Over time, the Institute offered a brilliant village resource with its varied facilities, its rich history and remarkable collection of Ruskin-associated material donated variously by Ruskin, his friends and by local villagers. Much of this is now archived and displayed in the Ruskin Museum attached to the Institute. However, by 2011, the Coniston Institute was no longer operating as an education and social centre in the same way, and had been vastly underused for a long time, gradually sinking into state of neglect and disrepair.
At the request of the Institute committee, we have helped develop the building in new ways, beginning a series of projects with the aim of re-instating the Institute as model for cultural and educational development.
The renovation undertaken with a stalwart group of village volunteers included:
- The restoration and repainting of the main hall and stage
- The installation of a new kitchen
- A new self-service library (with support from Cumbria County Council) designed by Liam Gillick
- An honesty shop designed by An Endless Supply selling produce from the village, Lawson Park and the Institute's various groups
- The restoration of the Reading Room for small meetings, dinners, presentations and recreational amusements.
The project also saw Grizedale Arts' then Programme Manager, Maria Benjamin voted in as the live-in caretaker for the site, with an oddly-shaped house in which each room connects to the different facilities in the Institute.
Since the redevelopment began, the Institute has been seeing a steady increase in use, toward the goal, ultimately, of becoming a dynamic centre of education, inspiration and recreation for the village once again.

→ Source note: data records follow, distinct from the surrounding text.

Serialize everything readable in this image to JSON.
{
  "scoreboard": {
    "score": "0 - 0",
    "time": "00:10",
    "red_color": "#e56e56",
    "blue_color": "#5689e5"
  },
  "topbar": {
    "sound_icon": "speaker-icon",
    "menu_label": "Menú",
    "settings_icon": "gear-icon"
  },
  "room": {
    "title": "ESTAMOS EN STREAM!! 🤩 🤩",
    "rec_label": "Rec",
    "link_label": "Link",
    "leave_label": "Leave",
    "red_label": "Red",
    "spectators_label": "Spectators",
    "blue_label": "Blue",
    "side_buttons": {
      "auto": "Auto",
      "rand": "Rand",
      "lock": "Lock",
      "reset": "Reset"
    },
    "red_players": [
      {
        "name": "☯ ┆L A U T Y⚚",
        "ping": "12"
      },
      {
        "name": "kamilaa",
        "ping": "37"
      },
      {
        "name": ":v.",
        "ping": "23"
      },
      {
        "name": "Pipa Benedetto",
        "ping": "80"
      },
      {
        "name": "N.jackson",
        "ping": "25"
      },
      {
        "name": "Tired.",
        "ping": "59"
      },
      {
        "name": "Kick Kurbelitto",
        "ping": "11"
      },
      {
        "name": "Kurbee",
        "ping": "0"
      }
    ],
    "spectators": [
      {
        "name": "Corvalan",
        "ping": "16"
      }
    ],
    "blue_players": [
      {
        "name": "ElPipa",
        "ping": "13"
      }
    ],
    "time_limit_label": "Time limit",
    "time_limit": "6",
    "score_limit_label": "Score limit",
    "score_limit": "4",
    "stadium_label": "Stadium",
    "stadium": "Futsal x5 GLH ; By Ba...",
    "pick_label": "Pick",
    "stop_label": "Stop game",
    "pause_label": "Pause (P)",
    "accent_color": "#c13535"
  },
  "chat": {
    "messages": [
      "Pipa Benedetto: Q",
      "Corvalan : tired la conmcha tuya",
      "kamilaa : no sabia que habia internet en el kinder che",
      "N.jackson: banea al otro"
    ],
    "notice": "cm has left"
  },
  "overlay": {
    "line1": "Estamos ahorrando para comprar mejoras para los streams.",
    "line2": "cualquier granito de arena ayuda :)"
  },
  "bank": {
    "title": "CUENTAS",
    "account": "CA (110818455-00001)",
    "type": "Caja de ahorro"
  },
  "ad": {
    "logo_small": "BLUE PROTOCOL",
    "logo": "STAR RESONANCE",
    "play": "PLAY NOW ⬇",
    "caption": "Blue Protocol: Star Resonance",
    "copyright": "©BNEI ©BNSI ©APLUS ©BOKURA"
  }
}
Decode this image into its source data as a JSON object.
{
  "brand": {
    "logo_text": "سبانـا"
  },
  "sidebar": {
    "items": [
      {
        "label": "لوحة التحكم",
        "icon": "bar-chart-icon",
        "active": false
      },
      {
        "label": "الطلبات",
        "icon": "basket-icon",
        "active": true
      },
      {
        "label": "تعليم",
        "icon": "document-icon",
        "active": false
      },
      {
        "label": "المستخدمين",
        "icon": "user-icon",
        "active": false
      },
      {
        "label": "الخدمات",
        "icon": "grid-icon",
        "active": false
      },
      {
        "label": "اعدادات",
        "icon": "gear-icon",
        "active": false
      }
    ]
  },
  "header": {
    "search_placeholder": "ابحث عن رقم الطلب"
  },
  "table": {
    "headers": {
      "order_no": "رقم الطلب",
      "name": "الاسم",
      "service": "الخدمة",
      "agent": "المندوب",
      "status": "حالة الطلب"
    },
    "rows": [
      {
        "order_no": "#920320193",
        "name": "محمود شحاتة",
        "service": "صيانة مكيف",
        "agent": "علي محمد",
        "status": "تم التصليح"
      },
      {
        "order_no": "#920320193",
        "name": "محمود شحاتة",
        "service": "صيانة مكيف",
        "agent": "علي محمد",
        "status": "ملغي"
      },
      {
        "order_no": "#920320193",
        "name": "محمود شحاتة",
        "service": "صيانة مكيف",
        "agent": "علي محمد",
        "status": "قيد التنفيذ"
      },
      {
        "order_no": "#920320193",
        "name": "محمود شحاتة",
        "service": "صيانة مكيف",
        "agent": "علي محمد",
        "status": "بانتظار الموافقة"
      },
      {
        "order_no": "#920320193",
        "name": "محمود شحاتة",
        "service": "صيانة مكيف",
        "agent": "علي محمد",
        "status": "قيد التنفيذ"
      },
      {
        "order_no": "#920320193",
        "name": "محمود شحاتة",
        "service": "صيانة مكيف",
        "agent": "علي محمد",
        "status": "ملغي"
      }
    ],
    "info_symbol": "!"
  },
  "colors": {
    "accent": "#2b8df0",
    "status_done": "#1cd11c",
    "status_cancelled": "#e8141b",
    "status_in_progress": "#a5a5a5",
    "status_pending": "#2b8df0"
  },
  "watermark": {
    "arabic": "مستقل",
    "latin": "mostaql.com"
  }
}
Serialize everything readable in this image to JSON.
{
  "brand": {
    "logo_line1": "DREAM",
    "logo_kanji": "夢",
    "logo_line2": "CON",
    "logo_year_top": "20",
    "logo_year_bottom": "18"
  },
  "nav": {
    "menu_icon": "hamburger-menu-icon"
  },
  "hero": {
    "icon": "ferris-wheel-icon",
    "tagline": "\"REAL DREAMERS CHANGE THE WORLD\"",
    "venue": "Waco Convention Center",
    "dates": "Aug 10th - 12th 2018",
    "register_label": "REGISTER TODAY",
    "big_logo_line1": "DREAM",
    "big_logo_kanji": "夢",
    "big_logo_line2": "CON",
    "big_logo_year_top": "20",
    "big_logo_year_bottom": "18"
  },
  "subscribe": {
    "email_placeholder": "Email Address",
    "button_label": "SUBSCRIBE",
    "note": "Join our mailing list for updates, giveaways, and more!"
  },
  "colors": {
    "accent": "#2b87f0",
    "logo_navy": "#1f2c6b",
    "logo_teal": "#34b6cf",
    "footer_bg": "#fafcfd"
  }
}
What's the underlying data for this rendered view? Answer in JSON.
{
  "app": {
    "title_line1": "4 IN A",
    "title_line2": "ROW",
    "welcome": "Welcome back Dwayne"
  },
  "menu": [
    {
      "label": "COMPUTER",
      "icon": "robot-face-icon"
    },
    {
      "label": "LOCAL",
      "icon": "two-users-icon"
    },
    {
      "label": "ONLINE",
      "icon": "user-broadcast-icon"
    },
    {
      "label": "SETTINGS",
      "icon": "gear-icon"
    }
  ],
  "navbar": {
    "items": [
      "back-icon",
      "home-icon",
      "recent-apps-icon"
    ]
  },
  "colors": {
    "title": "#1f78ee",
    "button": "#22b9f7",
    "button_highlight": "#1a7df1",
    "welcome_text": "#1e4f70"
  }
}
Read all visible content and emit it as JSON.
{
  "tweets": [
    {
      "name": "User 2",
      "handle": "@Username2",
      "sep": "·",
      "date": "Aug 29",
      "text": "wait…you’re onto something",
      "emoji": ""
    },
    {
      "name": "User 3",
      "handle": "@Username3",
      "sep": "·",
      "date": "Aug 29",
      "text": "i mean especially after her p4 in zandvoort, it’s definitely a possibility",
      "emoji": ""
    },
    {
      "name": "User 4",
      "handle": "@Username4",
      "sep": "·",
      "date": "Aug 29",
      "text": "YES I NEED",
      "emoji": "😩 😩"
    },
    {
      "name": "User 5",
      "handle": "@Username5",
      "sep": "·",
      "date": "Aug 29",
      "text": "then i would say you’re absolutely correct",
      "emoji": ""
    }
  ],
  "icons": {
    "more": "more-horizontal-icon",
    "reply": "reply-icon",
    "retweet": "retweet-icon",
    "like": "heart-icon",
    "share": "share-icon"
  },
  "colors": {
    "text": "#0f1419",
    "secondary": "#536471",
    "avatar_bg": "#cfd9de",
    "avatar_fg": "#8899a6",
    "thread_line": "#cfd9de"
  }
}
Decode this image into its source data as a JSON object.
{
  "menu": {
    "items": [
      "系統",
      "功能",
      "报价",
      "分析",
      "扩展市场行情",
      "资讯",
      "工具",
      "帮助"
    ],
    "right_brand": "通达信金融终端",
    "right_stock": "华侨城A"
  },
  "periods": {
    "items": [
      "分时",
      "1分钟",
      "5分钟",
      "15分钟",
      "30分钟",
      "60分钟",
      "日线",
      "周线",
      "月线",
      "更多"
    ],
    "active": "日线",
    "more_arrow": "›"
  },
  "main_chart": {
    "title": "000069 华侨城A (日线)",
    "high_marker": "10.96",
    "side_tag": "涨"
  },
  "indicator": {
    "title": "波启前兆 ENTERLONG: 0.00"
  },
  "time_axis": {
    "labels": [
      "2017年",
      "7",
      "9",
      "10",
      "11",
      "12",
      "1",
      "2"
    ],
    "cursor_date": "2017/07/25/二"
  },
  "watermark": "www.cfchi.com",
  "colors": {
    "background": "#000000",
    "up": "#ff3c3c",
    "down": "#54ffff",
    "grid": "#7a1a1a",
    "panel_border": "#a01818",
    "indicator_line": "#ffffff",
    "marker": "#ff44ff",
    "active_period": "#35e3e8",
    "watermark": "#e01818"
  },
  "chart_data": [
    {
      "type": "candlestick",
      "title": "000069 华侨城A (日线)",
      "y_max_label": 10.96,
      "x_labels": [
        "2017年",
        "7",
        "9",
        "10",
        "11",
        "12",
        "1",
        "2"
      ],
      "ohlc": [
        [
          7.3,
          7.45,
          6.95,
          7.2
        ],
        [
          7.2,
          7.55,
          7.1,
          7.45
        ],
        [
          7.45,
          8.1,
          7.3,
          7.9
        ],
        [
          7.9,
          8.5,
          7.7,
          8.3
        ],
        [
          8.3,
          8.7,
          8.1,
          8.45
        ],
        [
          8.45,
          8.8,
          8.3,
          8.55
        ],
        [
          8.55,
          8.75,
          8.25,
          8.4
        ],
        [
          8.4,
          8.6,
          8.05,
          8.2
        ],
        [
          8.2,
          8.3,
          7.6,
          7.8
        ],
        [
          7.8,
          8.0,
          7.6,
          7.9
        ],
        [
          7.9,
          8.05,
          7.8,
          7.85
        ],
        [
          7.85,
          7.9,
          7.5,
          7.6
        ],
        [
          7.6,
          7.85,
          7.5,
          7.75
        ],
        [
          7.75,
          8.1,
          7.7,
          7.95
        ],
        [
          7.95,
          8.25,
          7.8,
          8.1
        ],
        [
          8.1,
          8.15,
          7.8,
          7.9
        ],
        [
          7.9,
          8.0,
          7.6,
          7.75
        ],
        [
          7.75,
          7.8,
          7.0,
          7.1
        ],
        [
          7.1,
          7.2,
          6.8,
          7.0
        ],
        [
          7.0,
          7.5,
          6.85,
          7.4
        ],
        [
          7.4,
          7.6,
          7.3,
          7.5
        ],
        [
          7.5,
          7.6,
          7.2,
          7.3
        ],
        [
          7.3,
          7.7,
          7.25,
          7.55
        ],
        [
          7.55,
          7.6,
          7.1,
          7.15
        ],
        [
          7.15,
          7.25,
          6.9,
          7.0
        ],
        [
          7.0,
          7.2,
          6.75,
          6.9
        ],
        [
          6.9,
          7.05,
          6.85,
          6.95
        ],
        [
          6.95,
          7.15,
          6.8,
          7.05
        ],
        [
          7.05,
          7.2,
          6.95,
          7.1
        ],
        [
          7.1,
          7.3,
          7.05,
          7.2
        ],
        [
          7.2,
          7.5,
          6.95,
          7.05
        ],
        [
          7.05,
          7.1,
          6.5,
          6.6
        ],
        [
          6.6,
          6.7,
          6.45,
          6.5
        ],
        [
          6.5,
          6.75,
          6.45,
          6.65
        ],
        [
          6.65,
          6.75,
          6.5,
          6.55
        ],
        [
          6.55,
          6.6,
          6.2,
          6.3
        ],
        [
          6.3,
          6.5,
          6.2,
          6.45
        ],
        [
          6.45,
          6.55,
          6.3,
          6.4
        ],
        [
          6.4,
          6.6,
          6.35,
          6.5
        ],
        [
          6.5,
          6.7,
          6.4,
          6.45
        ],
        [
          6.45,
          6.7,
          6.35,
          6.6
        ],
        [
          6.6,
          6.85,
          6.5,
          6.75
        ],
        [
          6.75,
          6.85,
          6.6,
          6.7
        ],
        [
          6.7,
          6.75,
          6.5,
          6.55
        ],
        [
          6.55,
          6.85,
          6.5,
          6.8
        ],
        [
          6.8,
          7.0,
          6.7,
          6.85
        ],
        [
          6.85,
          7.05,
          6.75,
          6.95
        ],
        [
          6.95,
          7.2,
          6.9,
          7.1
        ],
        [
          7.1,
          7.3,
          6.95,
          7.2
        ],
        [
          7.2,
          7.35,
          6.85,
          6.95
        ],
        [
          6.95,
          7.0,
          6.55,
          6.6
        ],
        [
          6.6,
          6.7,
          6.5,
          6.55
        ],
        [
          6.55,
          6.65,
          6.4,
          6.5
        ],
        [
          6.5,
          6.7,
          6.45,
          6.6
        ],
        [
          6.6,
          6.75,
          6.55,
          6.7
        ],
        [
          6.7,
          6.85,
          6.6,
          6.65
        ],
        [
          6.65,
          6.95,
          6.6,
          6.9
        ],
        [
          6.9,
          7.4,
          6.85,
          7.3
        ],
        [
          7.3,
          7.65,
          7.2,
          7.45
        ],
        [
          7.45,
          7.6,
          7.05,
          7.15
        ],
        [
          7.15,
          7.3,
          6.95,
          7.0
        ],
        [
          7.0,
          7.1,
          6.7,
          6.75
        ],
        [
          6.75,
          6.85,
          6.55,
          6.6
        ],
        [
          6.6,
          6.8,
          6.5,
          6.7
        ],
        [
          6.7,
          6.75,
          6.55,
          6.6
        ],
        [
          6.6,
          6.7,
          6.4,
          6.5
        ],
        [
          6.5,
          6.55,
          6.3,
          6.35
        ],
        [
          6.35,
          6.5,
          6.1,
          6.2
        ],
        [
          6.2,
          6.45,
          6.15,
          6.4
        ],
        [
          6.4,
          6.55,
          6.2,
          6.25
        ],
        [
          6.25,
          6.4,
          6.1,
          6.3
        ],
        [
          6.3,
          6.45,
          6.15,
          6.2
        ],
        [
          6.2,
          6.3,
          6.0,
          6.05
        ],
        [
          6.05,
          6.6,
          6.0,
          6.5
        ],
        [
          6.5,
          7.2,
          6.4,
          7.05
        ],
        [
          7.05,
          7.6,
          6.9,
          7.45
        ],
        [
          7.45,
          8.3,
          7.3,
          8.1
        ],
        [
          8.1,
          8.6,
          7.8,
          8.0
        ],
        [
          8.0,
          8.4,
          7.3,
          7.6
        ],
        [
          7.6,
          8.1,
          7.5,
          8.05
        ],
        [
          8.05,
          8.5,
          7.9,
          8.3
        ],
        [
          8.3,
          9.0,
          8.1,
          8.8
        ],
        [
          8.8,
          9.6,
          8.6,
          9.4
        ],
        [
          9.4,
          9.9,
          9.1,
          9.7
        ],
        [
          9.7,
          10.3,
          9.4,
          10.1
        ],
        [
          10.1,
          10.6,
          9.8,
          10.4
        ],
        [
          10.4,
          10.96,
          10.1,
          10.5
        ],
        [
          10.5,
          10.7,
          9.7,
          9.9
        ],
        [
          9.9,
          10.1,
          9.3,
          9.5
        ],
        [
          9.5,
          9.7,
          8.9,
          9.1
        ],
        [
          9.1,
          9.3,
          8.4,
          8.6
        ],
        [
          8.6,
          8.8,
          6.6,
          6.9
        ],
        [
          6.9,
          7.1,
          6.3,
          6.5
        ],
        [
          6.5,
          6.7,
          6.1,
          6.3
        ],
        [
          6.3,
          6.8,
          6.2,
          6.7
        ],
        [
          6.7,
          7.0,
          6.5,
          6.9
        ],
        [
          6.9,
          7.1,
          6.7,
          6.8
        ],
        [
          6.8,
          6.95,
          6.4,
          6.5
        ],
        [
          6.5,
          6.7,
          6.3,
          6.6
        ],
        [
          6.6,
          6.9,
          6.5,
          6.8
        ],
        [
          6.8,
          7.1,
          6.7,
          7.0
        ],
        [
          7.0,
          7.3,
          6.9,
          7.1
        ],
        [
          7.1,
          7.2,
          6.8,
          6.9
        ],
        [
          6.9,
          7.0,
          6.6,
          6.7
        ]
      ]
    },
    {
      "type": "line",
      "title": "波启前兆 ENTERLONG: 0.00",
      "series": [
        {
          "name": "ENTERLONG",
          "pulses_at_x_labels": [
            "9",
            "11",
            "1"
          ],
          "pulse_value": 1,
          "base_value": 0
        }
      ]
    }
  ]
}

The following is an excerpt from one of the curios we found along the way, and is apposite to the current development - a letter drafted To the Public of Coniston proposed by the Institute Committee, June 1890:
The committee of the above Institute have in contemplation a scheme for increasing it's usefulness. The present reading room is small & inconvenient. […] It is therefore proposed to provide a new room to be used exclusively as a Reading Room & Library. But there are many young men in the place to whom a Reading Room alone presents little or no attractions. There is in Coniston a special want of any place to which they can resort for harmless amusement during the winter evenings. The consequences of such a want are well known. They pick up evil companions & acquire all sorts of bad habits, & thus many a youth becomes a source of grief to his friends & a nuisance to others, who but for the want of such a resort might have turned out steady & respectable. It must therefore be of interest to all that such a place should be provided, & it is therefore intended to add Recreation Rooms in which harmless amusements could be engaged in. […] It is also believed that if suitable accommodation were available, that an interesting & attractive museum could be eventually organised in connection with the institute. […] Such a place, apart from the educational benefits it would confer on the inhabitants, would be an additional attraction to tourists. It is well known that many of the latter find Coniston a dull place on a wet day, & take the first opportunity of getting out of it, to the benefit of other places in the district where there are more indoor attractions. […] It is earnestly hoped for that the inhabitants of Coniston will respond heartily to the appeal, that they will prove that the character for apathy & indifference to such matters (which they rightly or wrongly seem to have acquired) is not deserved, & show by being willing to help themselves that they are worthy of being helped by others.
The letter was never sent, but with luck the redevelopment will have a similar effect, disseminating the idea that Coniston can be an involving, creative and dynamic community based on good morals.